Volgens de beschikbare bronnen werd de stad 37 keer veroverd en veranderde zij 86 keer van eigenaar. Militaire commandanten van koning David tot Nebukadnezar, van Juda de Maccabeeër tot de Romeinse veldheer Titus, van Godfried van Bouillon tot Saladin, van de Britse generaal Allenby tot zijn Israëlische collega Moshe Dayan veroverden Jeruzalem. Het is niet verwonderlijk dat Jeruzalem dit overkwam. De stad is strategisch gelegen op de toppen van de bergen Moriah en Zion. De heuvels van Judea rondom vormen een natuurlijke bescherming, zoals de psalmist zong: „Rondom Jeruzalem zijn bergen; alzo is de HEERE rondom Zijn volk, van nu aan tot in der eeuwigheid" (Psalm 125). Jeruzalem, 740 meter boven zeeniveau gelegen, was alleen kwetsbaar vanaf de noordelijke bergrug. Het was dan ook van deze kant dat vijanden de stad belegerden.
Babyion
In het jaar 586 v Chr. besluit Nebukadnezar, heerser van het Babylonische rijk, de kleine staat Judea te neutraliseren. Zijn rijk is in conflict geraakt met het uitgebreide Egyptische rijk. Op weg naar de Nijl kan Nebukadnezar zich geen aanval in de rug permitteren. Na een lang beleg valt de stad, Salomo's tempel gaat in vlammen op, de tempelschat wordt geplunderd en het volk wordt in ballingschap weggevoerd naar Babyion. Onder de ballingen is ook de profeet Ezechiël.

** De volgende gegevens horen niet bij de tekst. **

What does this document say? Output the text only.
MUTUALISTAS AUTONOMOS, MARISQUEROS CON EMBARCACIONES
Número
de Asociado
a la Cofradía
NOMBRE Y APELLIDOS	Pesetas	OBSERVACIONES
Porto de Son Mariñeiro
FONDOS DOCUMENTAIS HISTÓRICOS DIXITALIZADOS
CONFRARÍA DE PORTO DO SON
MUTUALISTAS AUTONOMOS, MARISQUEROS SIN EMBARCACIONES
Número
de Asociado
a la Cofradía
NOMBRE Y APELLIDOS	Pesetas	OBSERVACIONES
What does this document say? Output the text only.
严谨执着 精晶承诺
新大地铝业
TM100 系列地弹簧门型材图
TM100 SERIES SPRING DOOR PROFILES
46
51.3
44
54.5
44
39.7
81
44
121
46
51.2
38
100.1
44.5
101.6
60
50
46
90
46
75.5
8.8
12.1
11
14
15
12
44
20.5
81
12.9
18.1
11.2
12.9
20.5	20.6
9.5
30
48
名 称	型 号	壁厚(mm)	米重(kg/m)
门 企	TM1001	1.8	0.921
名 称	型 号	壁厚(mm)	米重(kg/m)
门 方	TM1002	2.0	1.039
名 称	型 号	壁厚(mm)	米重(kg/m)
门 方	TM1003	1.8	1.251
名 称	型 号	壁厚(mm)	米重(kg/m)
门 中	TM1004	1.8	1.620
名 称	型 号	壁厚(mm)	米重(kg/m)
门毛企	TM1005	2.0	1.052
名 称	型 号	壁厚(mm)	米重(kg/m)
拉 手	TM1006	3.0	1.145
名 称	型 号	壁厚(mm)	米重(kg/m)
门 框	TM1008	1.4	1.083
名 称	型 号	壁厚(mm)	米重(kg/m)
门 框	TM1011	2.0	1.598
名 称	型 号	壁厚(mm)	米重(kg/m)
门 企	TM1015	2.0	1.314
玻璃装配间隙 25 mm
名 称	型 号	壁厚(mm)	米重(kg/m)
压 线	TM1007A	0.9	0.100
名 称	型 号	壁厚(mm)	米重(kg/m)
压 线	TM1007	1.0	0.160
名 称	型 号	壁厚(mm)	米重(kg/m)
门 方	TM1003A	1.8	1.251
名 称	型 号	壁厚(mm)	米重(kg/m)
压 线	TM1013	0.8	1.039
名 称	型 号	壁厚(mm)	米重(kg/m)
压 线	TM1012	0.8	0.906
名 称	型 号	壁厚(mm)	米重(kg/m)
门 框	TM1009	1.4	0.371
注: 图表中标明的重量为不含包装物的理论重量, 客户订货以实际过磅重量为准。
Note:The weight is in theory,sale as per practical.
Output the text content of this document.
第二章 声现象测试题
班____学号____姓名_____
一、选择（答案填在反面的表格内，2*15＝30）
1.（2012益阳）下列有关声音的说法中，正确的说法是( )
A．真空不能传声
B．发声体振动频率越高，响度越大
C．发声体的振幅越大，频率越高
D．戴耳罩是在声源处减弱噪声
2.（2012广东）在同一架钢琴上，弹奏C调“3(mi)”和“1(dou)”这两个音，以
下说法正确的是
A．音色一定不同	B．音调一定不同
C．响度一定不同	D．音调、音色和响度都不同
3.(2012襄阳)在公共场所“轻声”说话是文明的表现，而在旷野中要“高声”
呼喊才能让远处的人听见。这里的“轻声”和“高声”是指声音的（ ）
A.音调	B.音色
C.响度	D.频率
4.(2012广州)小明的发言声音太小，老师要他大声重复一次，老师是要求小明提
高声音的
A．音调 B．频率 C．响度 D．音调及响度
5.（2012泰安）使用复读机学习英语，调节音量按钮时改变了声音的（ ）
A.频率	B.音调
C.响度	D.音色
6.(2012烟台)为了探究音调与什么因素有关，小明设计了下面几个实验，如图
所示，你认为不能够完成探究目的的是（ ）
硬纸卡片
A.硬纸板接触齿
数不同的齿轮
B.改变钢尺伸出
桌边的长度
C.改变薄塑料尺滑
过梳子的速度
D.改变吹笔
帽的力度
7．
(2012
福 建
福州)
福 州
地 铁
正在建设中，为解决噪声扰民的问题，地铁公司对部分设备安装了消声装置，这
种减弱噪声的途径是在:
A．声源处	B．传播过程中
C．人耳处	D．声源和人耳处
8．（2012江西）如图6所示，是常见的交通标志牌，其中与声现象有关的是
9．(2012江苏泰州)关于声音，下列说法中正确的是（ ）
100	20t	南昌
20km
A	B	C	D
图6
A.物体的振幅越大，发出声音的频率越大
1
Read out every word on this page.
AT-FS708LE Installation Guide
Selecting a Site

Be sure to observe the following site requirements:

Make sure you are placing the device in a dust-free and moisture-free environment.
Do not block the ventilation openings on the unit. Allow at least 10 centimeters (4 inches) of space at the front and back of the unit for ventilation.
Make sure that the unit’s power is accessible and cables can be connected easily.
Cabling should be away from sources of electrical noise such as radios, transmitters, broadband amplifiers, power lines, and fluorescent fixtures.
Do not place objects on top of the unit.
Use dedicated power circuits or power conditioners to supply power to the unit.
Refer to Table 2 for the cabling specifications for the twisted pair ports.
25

Zeventig jaar na de val van Jeruzalem keert een minderheid, ongeveer 42.000 mensen, terug naar Judea onder leiding van Ezra en Nehemia. Echter, het grootste deel van het joodse volk blijft in Babyion achter om praktische redenen: het regime in Babyion is tolerant en in Judea wacht een onzekere, gevaarlijke toekomst. De terugkeer onder Nehemia en Ezra was mogelijk gemaakt door een edict van de Perzische heerser Cyrus (Kores). In 538 v. Chr. staat hij de joden toe terug te keren naar hun vaderland en hun stad en tempel te herbouwen. Dit edict, gebeiteld op een stenen rol, werd door archeologen in Irak ontdekt en is nu tentoongesteld in Jeruzalem. Ezra voert sociale en religieuze hervormingen door. Nehemia weet voor Judea een autonome status te verkrijgen van de koning van Perzië.
Grieken en Romeinen
In het jaar 333 V. Chr. verslaat Alexander de Grote, de veroveraar uit Griekenland, het Perzische rijk definitief In hetzelfde jaar overlijdt hij aan de rivier de Indus. Zijn rijk valt in verschillende koninkrijken uiteen, elk geregeerd door een van zijn generaals. In het begin komen Jeruzalem en het omliggende land onder heerschappij van de dynastie van de Ptolemeeën, die vanuit Egypte regeren. In 198 V Chr. komt de stad onder heerschappij van de dynastie van de Seleuciden, die vanuit Syrië regeren. De Seleucidische koning Antiochus IV Epifanes (175-163 v. Chr.) vaardigt in 167 V. Chr. een aantal religieuze decreten uit om de eenheid van zijn rijk te bevorderen. De besnijdenis wordt verboden en in de Jeruzalemse tempel wordt een beeld van Zeus opgericht.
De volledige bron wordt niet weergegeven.